Bu seneki Dell Technologies Forum'un öne çıkan başlıkları arasında; yapay zeka, IoT (Nesnelerin İnterneti), bulut bilişim, siber güvenlik ve geleceğin teknolojileri gibi önemli başlıklar vardı. Ayrıca katılımcılar kendi deneyimlerine uygun teknik oturumlara katılma ve Dell Technologies uzmanlarıyla bir araya gelme imkanı yakaladı. Eğer etkinlikte baştan sona neler olup bittiğini merak ediyorsanız, daha önce yaptığımız habere buradan ulaşabilirsiniz.

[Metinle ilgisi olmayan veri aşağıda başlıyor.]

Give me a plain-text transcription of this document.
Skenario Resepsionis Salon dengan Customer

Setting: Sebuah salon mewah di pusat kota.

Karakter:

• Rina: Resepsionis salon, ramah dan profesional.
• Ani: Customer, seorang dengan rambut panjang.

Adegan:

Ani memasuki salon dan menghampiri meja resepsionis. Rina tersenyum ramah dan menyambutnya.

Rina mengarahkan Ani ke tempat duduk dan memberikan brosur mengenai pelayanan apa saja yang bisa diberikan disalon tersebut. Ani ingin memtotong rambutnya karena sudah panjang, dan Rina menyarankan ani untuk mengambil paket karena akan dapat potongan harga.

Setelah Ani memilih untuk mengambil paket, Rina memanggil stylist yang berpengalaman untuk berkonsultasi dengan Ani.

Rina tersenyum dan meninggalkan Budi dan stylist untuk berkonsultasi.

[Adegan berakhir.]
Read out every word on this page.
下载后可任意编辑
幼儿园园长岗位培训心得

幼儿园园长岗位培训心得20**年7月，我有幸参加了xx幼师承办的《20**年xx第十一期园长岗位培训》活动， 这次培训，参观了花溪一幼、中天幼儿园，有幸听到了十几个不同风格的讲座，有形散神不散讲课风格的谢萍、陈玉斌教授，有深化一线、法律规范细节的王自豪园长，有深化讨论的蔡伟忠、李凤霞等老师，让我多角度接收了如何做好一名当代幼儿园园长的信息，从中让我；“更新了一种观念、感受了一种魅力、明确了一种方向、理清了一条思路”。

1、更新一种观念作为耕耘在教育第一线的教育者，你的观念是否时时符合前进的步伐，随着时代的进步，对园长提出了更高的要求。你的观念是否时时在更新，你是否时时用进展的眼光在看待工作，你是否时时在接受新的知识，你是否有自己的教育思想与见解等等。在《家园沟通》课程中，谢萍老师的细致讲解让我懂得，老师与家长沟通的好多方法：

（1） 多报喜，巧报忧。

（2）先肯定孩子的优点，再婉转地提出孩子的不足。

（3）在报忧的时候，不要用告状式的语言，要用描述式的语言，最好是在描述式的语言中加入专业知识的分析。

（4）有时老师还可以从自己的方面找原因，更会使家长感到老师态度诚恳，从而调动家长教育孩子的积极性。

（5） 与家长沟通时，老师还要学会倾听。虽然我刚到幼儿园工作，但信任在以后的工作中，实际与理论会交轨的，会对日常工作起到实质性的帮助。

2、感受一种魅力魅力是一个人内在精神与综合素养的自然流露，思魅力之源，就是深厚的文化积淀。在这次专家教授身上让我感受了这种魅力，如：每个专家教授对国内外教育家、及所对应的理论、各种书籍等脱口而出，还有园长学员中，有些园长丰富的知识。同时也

Tüm bunların yanı sıra, etkinlik sonrası Dell Technologies Türkiye ve eCIS Ülke Müdürü Sayın Işıl Hasdemir ile ekibimiz bir araya gelerek güzel bir sohbet gerçekleştirdi. Gerçekleştirdiğimiz sohbette, etkinliğin öne çıkan başlıklarından Dell’in gelecek vizyonu ve hedeflerine kadar merak edilen birçok şeyi sorma şansı yakaladık. İşte Sayın Hasdemir ile gerçekleştirdiğimiz röportajın öne çıkan kısımları:

CHIP: Etkinliğin başında kısa bir film yayınlandı. Sunumda da belirtildiği gibi bu tarz videolar genellikle globalde hazırlanıyor. Ancak etkinlikte yayınlanan videonun, sizin kendi workstation’larınız ile kendi ekibiniz bünyesinde hazırlandığını dile getirdiniz. Buradan çıkarmamız gereken sonuç tam olarak nedir? Artık Türkiye’de de global’de yapılabilen işlerin çoğunu yapabilecek konuma geldik diyebilir miyiz?

Işıl Hasdemir: "Elbette öyle. Teknolojinin ve dijital dönüşümün sınırları kaldırdığından söz ediyoruz daima. İşte bu kısa film de sınırların ortadan kalktığının, kilit noktanın doğru teknolojiyi kullanmak olduğunun en önemli kanıtı. Türkiye’nin potansiyelinin ne denli yüksek olduğunu biliyoruz. Dijital dönüşüm noktasında da farkındalıktan öte, sahip olunan teknolojiyle bir üst noktaya nasıl ulaşılabileceğinin yol haritasını çizmeye odaklanan oyuncular görüyoruz. Bu da artık globalde yapılan her türlü iş Türkiye’den de rahatlıkla çıkabilir demek."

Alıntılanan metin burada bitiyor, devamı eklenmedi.